I woke up in chains next to everyone else. I was in a lot of pain and pretty banged up and looking about the group everyone else looked pretty banged up as well. I was glad to see everyone survived. Somehow. I'm not entirely sure how we survived, but somehow we did.
We each get out of our restraints and quickly took a gnoll hostage. After some talking to, we got most of our gear back outside of a few items. Which felt like a real slap in the face, I mean, honestly, who steals a man's shoes before they kill him? Just seems rude. I had to walk back shoeless, luckily I couldn't feel my feet for a couple days into travel.
Nevertheless, we planned our escape, and after a well placed summon animals, we were able to get out without any more harm.

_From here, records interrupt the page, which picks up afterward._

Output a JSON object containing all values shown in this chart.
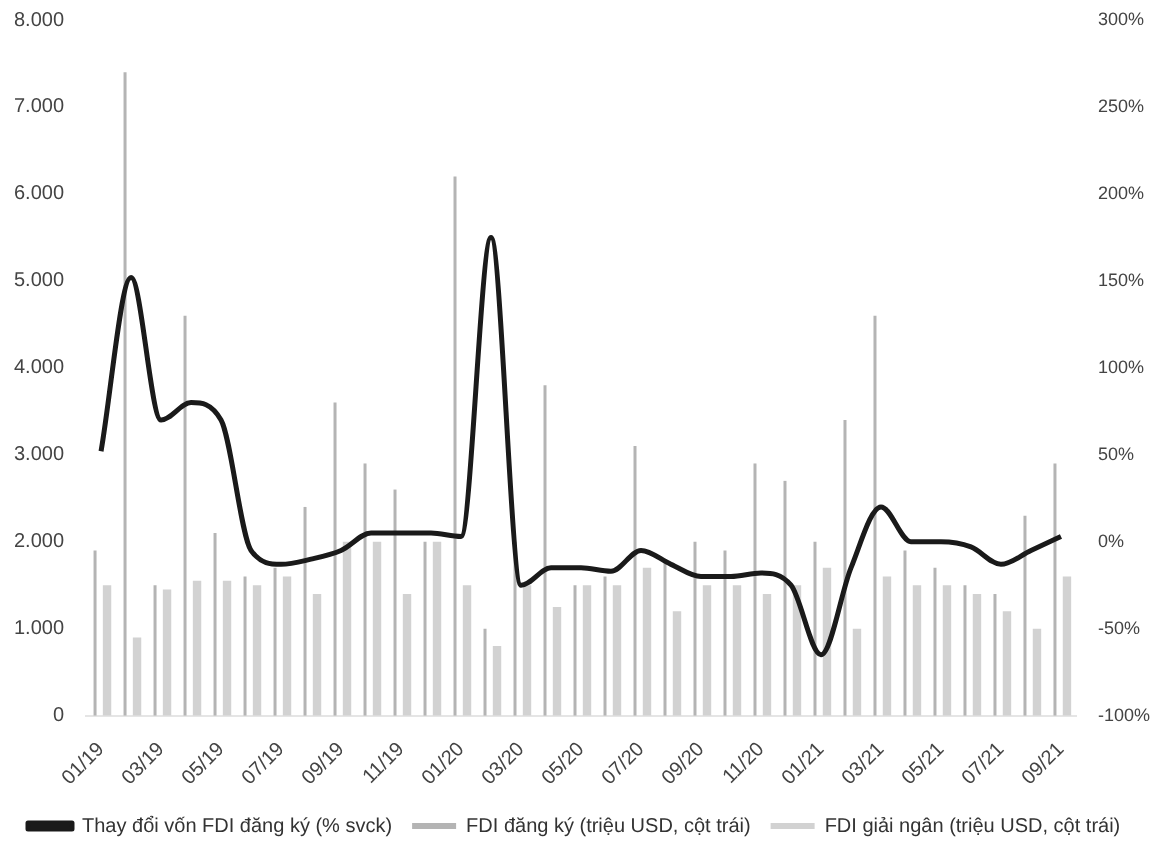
{
  "chart_data": {
    "type": "bar",
    "categories": [
      "01/19",
      null,
      "03/19",
      null,
      "05/19",
      null,
      "07/19",
      null,
      "09/19",
      null,
      "11/19",
      null,
      "01/20",
      null,
      "03/20",
      null,
      "05/20",
      null,
      "07/20",
      null,
      "09/20",
      null,
      "11/20",
      null,
      "01/21",
      null,
      "03/21",
      null,
      "05/21",
      null,
      "07/21",
      null,
      "09/21"
    ],
    "series": [
      {
        "name": "FDI đăng ký (triệu USD, cột trái)",
        "color": "#b4b4b4",
        "values": [
          1900,
          7400,
          1500,
          4600,
          2100,
          1600,
          1700,
          2400,
          3600,
          2900,
          2600,
          2000,
          6200,
          1000,
          2000,
          3800,
          1500,
          1600,
          3100,
          1800,
          2000,
          1900,
          2900,
          2700,
          2000,
          3400,
          4600,
          1900,
          1700,
          1500,
          1400,
          2300,
          2900
        ]
      },
      {
        "name": "FDI giải ngân (triệu USD, cột trái)",
        "color": "#d2d2d2",
        "values": [
          1500,
          900,
          1450,
          1550,
          1550,
          1500,
          1600,
          1400,
          2000,
          2000,
          1400,
          2000,
          1500,
          800,
          1500,
          1250,
          1500,
          1500,
          1700,
          1200,
          1500,
          1500,
          1400,
          1500,
          1700,
          1000,
          1600,
          1500,
          1500,
          1400,
          1200,
          1000,
          1600
        ]
      },
      {
        "name": "Thay đổi vốn FDI đăng ký (% svck)",
        "type": "line",
        "axis": "y2",
        "color": "#1a1a1a",
        "values": [
          52,
          152,
          70,
          80,
          70,
          -5,
          -13,
          -10,
          -5,
          5,
          5,
          5,
          3,
          175,
          -25,
          -15,
          -15,
          -17,
          -5,
          -13,
          -20,
          -20,
          -18,
          -25,
          -65,
          -15,
          20,
          0,
          0,
          -3,
          -13,
          -5,
          3
        ]
      }
    ],
    "ylim": [
      0,
      8000
    ],
    "yticks": [
      0,
      {
        "value": 1000,
        "label": "1.000"
      },
      {
        "value": 2000,
        "label": "2.000"
      },
      {
        "value": 3000,
        "label": "3.000"
      },
      {
        "value": 4000,
        "label": "4.000"
      },
      {
        "value": 5000,
        "label": "5.000"
      },
      {
        "value": 6000,
        "label": "6.000"
      },
      {
        "value": 7000,
        "label": "7.000"
      },
      {
        "value": 8000,
        "label": "8.000"
      }
    ],
    "y2lim": [
      -100,
      300
    ],
    "y2ticks": [
      {
        "value": -100,
        "label": "-100%"
      },
      {
        "value": -50,
        "label": "-50%"
      },
      {
        "value": 0,
        "label": "0%"
      },
      {
        "value": 50,
        "label": "50%"
      },
      {
        "value": 100,
        "label": "100%"
      },
      {
        "value": 150,
        "label": "150%"
      },
      {
        "value": 200,
        "label": "200%"
      },
      {
        "value": 250,
        "label": "250%"
      },
      {
        "value": 300,
        "label": "300%"
      }
    ],
    "legend": "bottom",
    "marker": "none",
    "line_style": "solid",
    "grid": false
  }
}
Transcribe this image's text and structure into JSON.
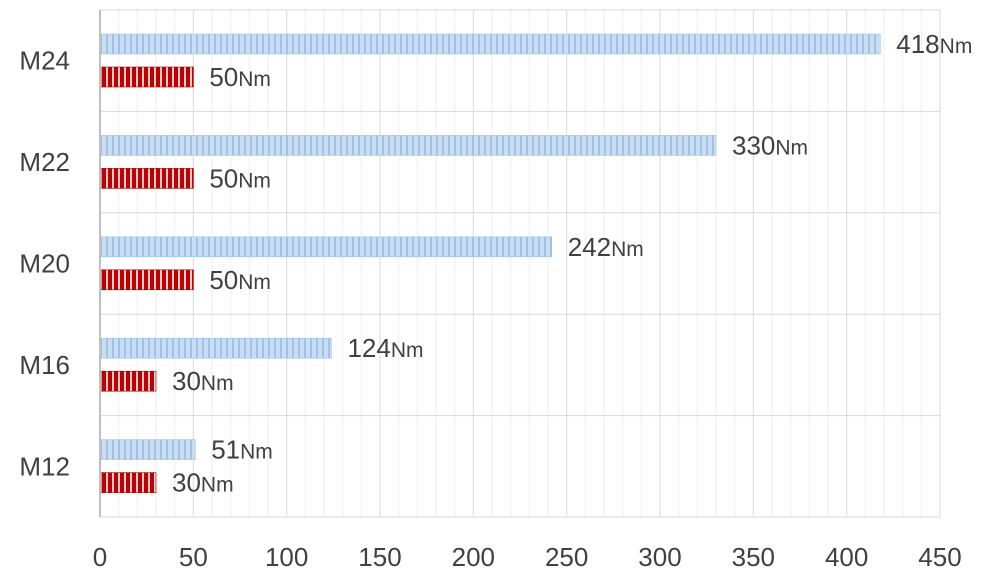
{
  "chart_data": {
    "type": "bar",
    "orientation": "horizontal",
    "categories": [
      "M24",
      "M22",
      "M20",
      "M16",
      "M12"
    ],
    "series": [
      {
        "values": [
          418,
          330,
          242,
          124,
          51
        ],
        "labels": [
          {
            "num": "418",
            "unit": "Nm"
          },
          {
            "num": "330",
            "unit": "Nm"
          },
          {
            "num": "242",
            "unit": "Nm"
          },
          {
            "num": "124",
            "unit": "Nm"
          },
          {
            "num": "51",
            "unit": "Nm"
          }
        ],
        "color": "#bdd7ee",
        "stripe_color": "#9dc3e6",
        "pattern": "vertical-stripes"
      },
      {
        "values": [
          50,
          50,
          50,
          30,
          30
        ],
        "labels": [
          {
            "num": "50",
            "unit": "Nm"
          },
          {
            "num": "50",
            "unit": "Nm"
          },
          {
            "num": "50",
            "unit": "Nm"
          },
          {
            "num": "30",
            "unit": "Nm"
          },
          {
            "num": "30",
            "unit": "Nm"
          }
        ],
        "color": "#c00000",
        "stripe_color": "#ffffff",
        "pattern": "vertical-stripes"
      }
    ],
    "xticks": [
      "0",
      "50",
      "100",
      "150",
      "200",
      "250",
      "300",
      "350",
      "400",
      "450"
    ],
    "xlim": [
      0,
      450
    ],
    "grid": true,
    "minor_grid_step": 10,
    "legend": "none"
  }
}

Now, I am sitting here. Starring into this pool, afraid to go back to the group. I've never been afraid like this before and to be honest, I've never had this much to lose. The moment I stepped over the explosive reminded me of a poem I heard and it feels fitting to share:
The weak breeze whispers nothing
The water screams sublime
His feet shift, teeter-totter
Deep breath, stand back, it’s time
Toes untouch the bridge
Soon he’s water bound
Eyes locked shut but peek to see
The view from halfway down
A little wind, a summer sun
A river rich and regal
A flood of fond endorphins
Brings a calm that knows no equal
You’re flying now
You see things much more clear than from the ground
It’s all okay, it would be
Were you not now halfway down
Thrash to break from gravity
What now could slow the drop
All I’d give for toes to touch
The safety back at top
But this is it, the deed is done
Silence drowns the sound
Before I leaped I should’ve seen
The view from halfway down
I really should’ve thought about
The view from halfway down
I wish I could’ve known about
The view from halfway down--
Every time I relive that moment I gain a bit more control over myself, but that control is never enough to stop myself from stepping over that spot. No amount of rage, fear, or frustration is able to stop what has already happened. The deed is already done and someday, hopefully... the ringing will stop.